US assessments for NAFLD
Two well-experienced ultrasonographers, who were blinded to the clinical data, performed the abdominal US examination to diagnose NAFLD. The diagnostic criteria for fatty liver by ultrasonography included: increased echogenicity in the hepatic parenchyma than in the kidney, blurred intrahepatic vessel structure, and abnormal visualization of diaphragm and posterior right hepatic lobe18.
Definition of Variables
The diagnosis of MetS was considered based on the International Diabetes criteria as we described before19. Diagnosis of diabetes mellitus was based on the guideline of the American Diabetes Association in 2014: FPG ≥7.0mmol/L or HbA1c≥6.5%, or a previous diagnosis made by a healthcare professional.
NAFLD prediction algorithms
FLI = (e0.953*loge (triglycerides) + 0.139*BMI + 0.718*loge (GGT) + 0.053*WC - 15.745) / (1 + e 0.953*loge (triglycerides) + 0.139*BMI + 0.718*loge (GGT) + 0.053*WC - 15.745) *100.
LFS = -2.89+1.18*MetS (yes=1/no=0) + 0.45*type 2 diabetes (yes=2/no=0) +0.15*fS-insulin(mU/L) +0.04*fS-AST-0.94*AST/ALT.
LAP = (waist circumference - 65) × (triglycerides) in men and (waist circumference - 58) × (triglycerides) in women.
HSI = 8 x (ALT/AST ratio) + BMI (+2, if female; +2, if diabetes mellitus).

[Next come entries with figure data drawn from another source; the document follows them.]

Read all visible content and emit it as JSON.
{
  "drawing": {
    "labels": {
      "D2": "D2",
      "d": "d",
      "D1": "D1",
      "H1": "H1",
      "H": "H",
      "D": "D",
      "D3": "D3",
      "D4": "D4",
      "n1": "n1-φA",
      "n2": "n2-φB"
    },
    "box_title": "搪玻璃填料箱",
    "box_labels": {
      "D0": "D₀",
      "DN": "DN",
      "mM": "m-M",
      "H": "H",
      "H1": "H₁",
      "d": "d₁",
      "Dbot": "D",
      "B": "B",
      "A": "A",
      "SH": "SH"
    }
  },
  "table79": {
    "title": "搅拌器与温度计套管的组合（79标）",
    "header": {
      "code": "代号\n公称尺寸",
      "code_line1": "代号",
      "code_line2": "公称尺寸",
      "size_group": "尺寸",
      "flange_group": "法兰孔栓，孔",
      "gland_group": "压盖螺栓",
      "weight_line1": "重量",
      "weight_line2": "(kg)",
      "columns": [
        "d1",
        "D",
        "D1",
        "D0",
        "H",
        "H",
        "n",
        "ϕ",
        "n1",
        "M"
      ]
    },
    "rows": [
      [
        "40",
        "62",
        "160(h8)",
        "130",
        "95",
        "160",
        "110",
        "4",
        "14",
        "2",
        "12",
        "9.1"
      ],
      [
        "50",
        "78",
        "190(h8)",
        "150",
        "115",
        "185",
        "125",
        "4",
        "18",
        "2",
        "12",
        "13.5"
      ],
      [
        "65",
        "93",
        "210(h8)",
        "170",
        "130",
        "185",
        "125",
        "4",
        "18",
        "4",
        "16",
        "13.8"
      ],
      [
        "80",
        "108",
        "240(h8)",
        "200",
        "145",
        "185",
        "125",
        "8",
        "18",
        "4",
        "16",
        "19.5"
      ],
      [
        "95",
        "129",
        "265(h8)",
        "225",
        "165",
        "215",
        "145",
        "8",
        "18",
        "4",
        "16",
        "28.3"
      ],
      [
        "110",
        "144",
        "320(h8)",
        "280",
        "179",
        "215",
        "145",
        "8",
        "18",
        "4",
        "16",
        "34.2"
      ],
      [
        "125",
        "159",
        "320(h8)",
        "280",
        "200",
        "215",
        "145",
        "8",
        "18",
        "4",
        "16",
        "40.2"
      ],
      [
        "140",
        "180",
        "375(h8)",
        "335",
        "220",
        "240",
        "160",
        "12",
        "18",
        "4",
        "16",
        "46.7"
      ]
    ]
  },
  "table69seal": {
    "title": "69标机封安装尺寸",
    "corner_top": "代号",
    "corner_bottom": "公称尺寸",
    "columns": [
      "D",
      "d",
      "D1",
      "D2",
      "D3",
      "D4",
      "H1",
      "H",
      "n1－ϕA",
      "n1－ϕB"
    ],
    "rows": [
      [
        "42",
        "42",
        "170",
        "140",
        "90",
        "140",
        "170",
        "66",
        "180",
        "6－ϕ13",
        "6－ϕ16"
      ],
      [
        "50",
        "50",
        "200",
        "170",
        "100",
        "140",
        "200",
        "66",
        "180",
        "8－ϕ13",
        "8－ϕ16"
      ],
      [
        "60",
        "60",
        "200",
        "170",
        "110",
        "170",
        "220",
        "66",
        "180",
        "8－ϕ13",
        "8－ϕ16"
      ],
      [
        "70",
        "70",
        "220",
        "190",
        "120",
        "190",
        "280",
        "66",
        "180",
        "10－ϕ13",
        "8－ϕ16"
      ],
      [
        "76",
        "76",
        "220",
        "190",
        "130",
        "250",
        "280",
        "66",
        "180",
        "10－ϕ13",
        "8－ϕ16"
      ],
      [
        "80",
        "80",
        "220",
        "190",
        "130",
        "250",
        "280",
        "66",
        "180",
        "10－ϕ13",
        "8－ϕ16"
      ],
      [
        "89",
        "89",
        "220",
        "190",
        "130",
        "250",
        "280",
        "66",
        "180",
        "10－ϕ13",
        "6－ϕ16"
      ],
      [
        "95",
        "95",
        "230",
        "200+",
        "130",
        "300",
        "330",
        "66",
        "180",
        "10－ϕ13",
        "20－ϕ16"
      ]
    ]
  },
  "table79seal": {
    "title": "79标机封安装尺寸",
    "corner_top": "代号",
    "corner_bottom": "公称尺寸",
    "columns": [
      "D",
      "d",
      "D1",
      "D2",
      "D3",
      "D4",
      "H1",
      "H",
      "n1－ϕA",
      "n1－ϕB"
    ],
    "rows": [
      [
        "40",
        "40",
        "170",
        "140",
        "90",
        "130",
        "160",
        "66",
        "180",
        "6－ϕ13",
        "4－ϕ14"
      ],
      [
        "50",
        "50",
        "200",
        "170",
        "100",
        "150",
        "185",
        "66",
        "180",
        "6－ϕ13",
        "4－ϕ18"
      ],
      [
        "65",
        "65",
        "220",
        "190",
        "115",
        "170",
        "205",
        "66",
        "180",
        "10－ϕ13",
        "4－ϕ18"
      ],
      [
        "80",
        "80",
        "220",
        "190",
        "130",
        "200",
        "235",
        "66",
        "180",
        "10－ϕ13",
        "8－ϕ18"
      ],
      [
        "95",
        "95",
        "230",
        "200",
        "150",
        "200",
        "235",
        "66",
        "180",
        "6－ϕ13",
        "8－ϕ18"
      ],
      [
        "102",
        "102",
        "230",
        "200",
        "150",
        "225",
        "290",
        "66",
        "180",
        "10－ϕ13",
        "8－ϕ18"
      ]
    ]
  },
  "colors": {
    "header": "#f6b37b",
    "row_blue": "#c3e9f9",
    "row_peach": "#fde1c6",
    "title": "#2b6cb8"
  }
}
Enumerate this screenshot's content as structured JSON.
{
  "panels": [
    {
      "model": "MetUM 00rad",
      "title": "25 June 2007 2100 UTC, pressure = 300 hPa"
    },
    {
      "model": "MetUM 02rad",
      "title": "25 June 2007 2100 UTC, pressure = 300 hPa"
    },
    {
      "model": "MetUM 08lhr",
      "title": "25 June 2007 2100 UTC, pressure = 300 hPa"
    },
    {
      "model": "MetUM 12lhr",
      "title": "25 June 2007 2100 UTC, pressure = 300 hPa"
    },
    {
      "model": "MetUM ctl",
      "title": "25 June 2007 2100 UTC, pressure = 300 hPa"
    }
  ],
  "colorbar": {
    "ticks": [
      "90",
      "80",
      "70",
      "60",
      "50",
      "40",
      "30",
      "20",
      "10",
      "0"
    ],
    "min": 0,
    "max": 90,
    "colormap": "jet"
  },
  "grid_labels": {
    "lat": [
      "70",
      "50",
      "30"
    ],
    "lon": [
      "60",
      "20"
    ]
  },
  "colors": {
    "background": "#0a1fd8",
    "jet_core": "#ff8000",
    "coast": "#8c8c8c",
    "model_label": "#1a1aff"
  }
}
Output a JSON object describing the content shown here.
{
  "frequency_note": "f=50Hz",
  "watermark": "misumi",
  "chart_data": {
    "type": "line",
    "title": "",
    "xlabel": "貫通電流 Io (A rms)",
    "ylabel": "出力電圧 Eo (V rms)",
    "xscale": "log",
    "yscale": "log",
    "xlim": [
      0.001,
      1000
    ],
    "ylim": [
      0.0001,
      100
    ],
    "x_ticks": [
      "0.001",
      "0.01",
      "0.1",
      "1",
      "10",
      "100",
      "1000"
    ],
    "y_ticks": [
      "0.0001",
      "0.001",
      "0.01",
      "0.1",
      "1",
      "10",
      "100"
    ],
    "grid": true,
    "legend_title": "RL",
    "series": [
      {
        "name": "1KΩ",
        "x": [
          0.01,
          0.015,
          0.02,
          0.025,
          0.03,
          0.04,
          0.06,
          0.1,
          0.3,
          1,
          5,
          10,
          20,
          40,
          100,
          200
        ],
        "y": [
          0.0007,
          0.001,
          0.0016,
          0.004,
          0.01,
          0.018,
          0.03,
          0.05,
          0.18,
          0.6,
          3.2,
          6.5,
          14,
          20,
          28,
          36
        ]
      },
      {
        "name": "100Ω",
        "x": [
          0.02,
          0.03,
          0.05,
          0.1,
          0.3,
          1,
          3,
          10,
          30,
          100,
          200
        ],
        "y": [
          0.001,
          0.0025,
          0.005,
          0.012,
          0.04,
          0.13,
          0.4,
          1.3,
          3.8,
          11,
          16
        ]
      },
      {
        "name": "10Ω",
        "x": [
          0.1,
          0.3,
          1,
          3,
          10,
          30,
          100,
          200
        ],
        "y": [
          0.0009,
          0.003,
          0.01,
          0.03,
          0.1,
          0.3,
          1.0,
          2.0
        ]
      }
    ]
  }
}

Continuous and categorical variables were expressed as means ± standard deviation (SD) and percentage (%), respectively. Comparison of continuous variables was done with Student’s t-test or Mann-Whitney’s U-test, and categorical parameters were compared using the chi-square test. Variables that were statistically significant by univariate analyses were added to a multiple logistic regression model to identify independent predictors for the presence of NAFLD after adjusting for age and sex. Based on the result of multiple logistic regression analysis, we formulated a nomogram by proportionally converting regression coefficient to a 0- to 100-point scale. The variable with the highest β coefficient was assigned 100 points. Accordingly, the points across the respective variables were added to obtain total points, which were converted into prediction probabilities. The area under the receiver-operating characteristic (AUROC) as with sensitivity and specificity were constructed and compared to evaluate the predictive power of indices for diagnosing NAFLD. Effective cutoff values were obtained by calculating the Youden’s index from ROC curves20. The predictive performance of nomogram was measured by calibration using 1000 bootstrap samples to reduce the over fitting bias. By quantifying the probability of net benefits at a threshold from 0.0 to 1.0, we conducted DCA curve to evaluate the clinical utility of SFI. All analyses were performed using SPSS version 22.0 (Chicago, IL, USA) and R version 4.0.2 (College Station, Texas, USA). P value <0.05 was considered statistically significant.